A coil tap is a wiring feature found on some electrical transformers, inductors and coil pickups, all of which are sets of wire coils. The coil tap(s) are points in a wire coil where a conductive patch has been exposed (usually on a loop of wire that extends out of the main coil body).

When the coil taps are disconnected, the coil operates as normal (see transformer). When a coil tap is connected to one end of the coil (or the end disconnected and reconnected to the tap), the section of coil between the tap and its connected end is bypassed - effectively reducing the number of turns in the coil.

== Uses ==
In a transformer, coil taps are often used on both the input and output coils, to compensate for differing supply potential and to provide a range of output potentials respectively. Coil taps on inductors are quite rare, but are sometimes used for band switching in tuning circuits. Coil pickups used with measuring instruments often feature coil taps to compensate for band rejection or equipment input impedance. They can also be used as a rudimentary method for telephone tapping.
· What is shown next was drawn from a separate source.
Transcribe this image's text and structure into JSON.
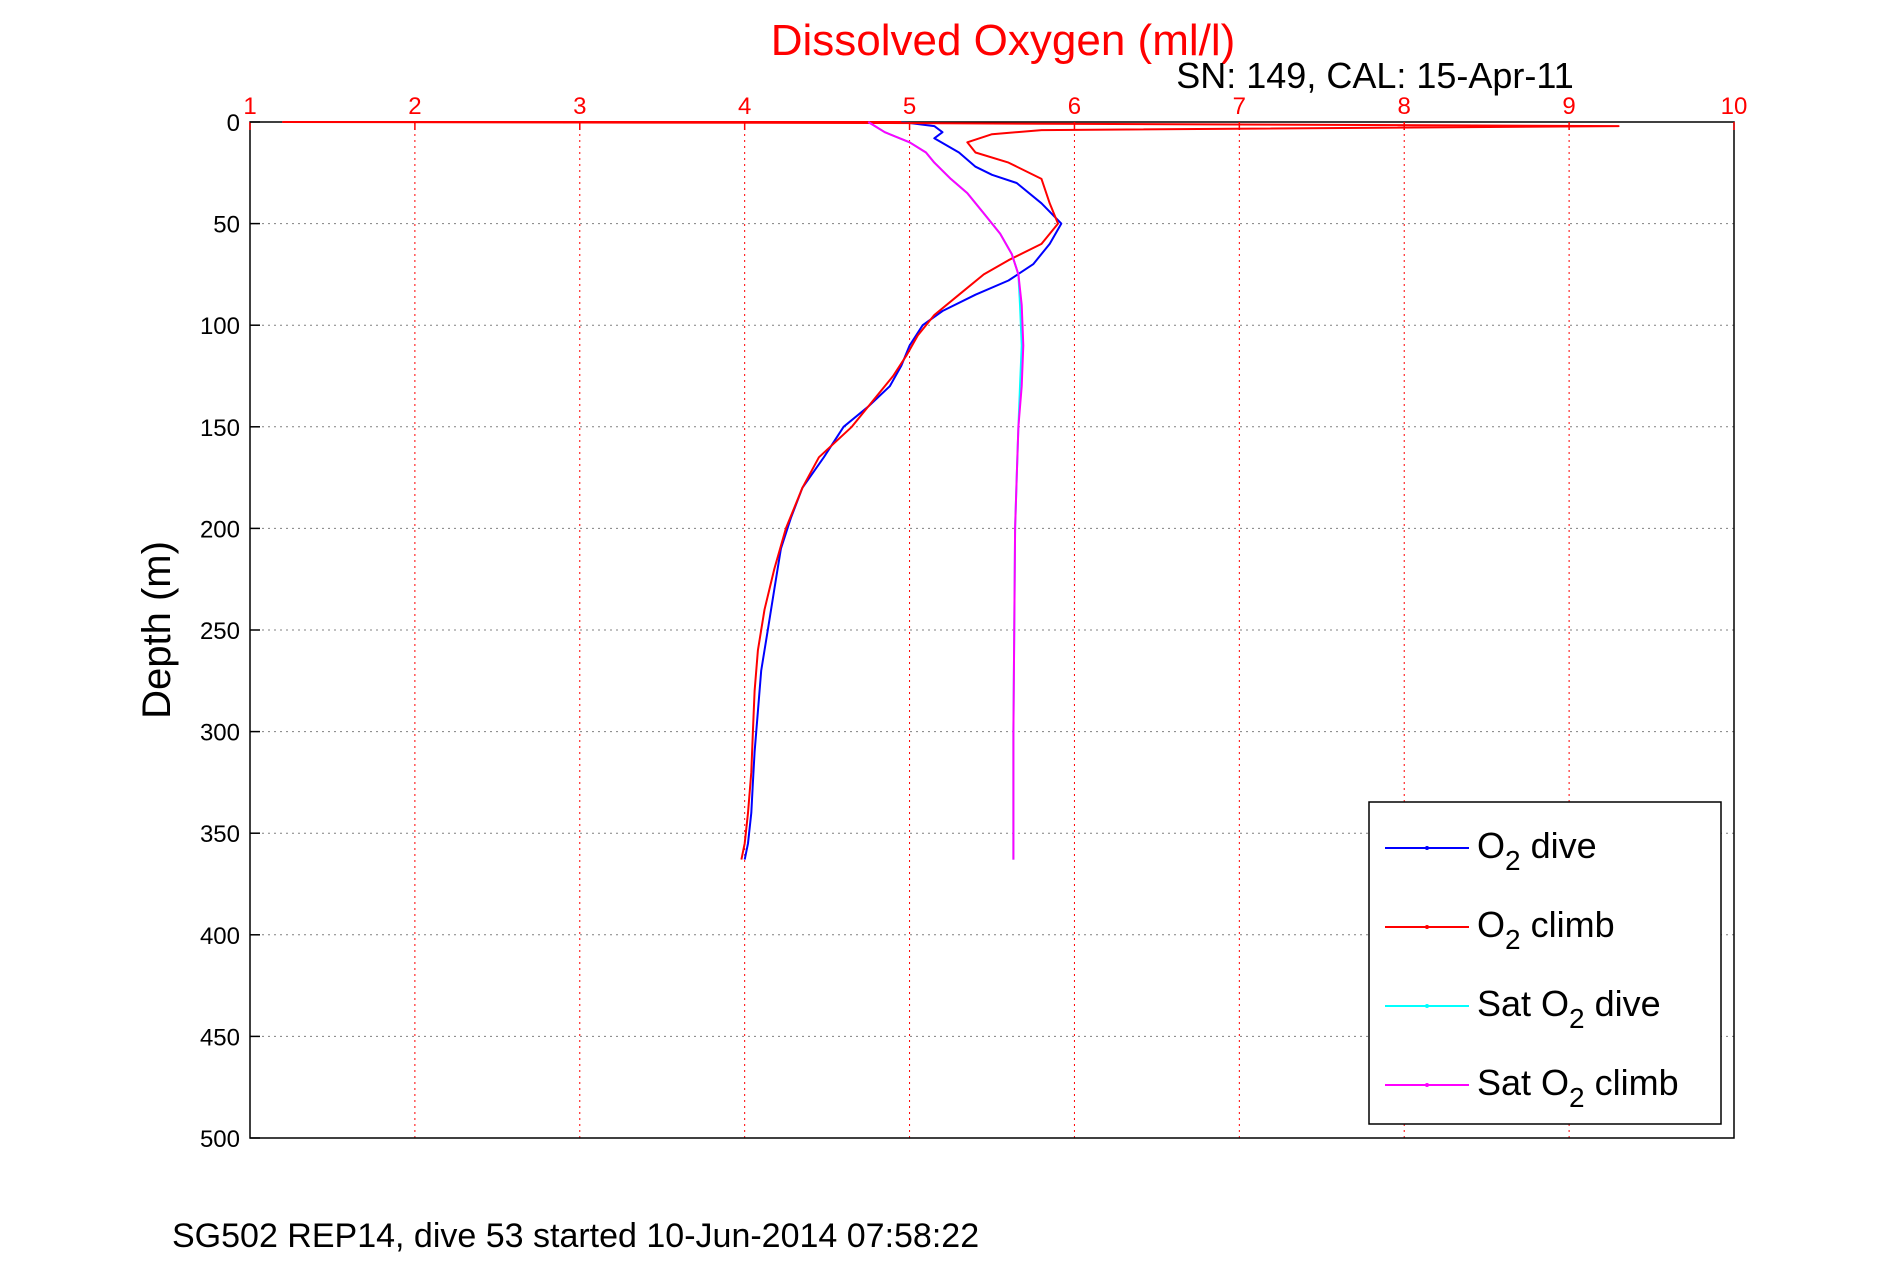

Single coil magnetic pickups found in electric guitars can be coil tapped to reduce the number of windings around the magnet. A tapped single coil pickup typically contains three wires: a ground, an output, and a tapped output - with the two outputs generally wired to a switch on the guitar. The guitarist can then choose between the loud, punchy, midrange-heavy sound of the entire coil, or 'tap' into the inner coil for a quieter, yet bright vintage tone with a more clear and detailed high end. Many guitarists mistakenly refer to humbucker coil splits as coil taps, however, this is incorrect.